Published: 20 August 2012

Abstract

Background

Existing epidemiological models have largely tended to neglect the impact of individual behaviour on the dynamics of diseases. However, awareness of the presence of illness can cause people to change their behaviour by, for example, staying at home and avoiding social contacts. Such changes can be used to control epidemics but they exact an economic cost.
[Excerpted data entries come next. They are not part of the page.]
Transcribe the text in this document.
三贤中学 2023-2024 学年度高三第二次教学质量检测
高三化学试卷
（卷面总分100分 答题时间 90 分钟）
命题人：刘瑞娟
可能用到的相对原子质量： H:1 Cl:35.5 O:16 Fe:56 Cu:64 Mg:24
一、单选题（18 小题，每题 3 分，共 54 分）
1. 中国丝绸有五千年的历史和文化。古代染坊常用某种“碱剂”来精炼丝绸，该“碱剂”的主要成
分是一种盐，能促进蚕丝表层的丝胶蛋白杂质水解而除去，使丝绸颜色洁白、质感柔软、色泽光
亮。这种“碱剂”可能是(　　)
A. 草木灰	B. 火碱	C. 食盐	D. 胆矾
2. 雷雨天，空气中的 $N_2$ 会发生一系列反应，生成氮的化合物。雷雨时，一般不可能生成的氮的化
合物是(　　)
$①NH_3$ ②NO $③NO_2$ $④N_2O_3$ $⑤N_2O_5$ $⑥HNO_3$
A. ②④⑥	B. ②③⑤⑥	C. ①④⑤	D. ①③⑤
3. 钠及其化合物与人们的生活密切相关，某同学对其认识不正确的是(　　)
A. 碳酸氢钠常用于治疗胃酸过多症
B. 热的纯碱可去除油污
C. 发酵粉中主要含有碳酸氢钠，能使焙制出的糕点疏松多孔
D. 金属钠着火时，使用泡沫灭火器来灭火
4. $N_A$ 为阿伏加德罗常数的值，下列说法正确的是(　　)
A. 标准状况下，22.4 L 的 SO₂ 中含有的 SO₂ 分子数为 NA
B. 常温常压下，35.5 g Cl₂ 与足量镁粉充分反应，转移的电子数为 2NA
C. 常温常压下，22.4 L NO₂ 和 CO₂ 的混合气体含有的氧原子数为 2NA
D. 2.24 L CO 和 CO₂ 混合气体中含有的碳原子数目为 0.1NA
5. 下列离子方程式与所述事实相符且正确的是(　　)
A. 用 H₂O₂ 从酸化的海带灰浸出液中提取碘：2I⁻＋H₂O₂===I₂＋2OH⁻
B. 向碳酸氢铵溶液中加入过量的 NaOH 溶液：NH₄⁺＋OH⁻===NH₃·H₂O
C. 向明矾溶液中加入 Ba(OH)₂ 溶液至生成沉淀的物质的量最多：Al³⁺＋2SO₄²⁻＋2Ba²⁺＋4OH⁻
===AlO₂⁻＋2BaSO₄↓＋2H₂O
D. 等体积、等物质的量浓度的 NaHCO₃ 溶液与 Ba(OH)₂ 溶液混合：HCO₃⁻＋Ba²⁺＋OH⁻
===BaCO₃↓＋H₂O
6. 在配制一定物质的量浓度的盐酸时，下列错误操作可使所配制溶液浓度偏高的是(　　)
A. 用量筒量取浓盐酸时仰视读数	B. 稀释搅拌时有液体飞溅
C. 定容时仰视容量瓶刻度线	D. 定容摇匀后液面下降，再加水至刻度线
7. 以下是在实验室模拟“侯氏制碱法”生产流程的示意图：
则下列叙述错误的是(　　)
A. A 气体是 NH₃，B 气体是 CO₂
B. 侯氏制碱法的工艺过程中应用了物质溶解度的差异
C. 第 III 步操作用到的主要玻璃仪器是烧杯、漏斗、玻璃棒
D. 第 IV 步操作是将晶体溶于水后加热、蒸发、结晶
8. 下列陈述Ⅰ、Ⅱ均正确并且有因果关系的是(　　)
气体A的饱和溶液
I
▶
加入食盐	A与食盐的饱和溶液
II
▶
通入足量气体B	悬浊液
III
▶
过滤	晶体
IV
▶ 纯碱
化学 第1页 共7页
Our aim is to study the costs and benefits of using individual-based social distancing undertaken by healthy individuals as a form of control.

Methods

Our model is a standard SIR model superimposed on a spatial network, without and with addition of small-world interactions. Disease spread is controlled by allowing susceptible individuals to temporarily reduce their social contacts in response to the presence of infection within their local neighbourhood. We ascribe an economic cost to the loss of social contacts, and weigh this against the economic benefit gained by reducing the impact of the epidemic. We study the sensitivity of the results to two key parameters, the individuals’ attitude to risk and the size of the awareness neighbourhood.

Results

Depending on the characteristics of the epidemic and on the relative economic importance of making contacts versus avoiding infection, the optimal control is one of two extremes: either to adopt a highly cautious control, thereby suppressing the epidemic quickly by drastically reducing contacts as soon as disease is detected; or else to forego control and allow the epidemic to run its course. The worst outcome arises when control is attempted, but not cautiously enough to cause the epidemic to be suppressed. The next main result comes from comparing the size of the neighbourhood of which individuals are aware to that of the neighbourhood within which transmission can occur. The control works best when these sizes match and is particularly ineffective when the awareness neighbourhood is smaller than the infection neighbourhood. The results are robust with respect to inclusion of long-range, small-world links which destroy the spatial structure, regardless of whether individuals can or cannot control them. However, addition of many non-local links eventually makes control ineffective.

Conclusions

These results have implications for the design of control strategies using social distancing: a control that is too weak or based upon inaccurate knowledge, may give a worse outcome than doing nothing.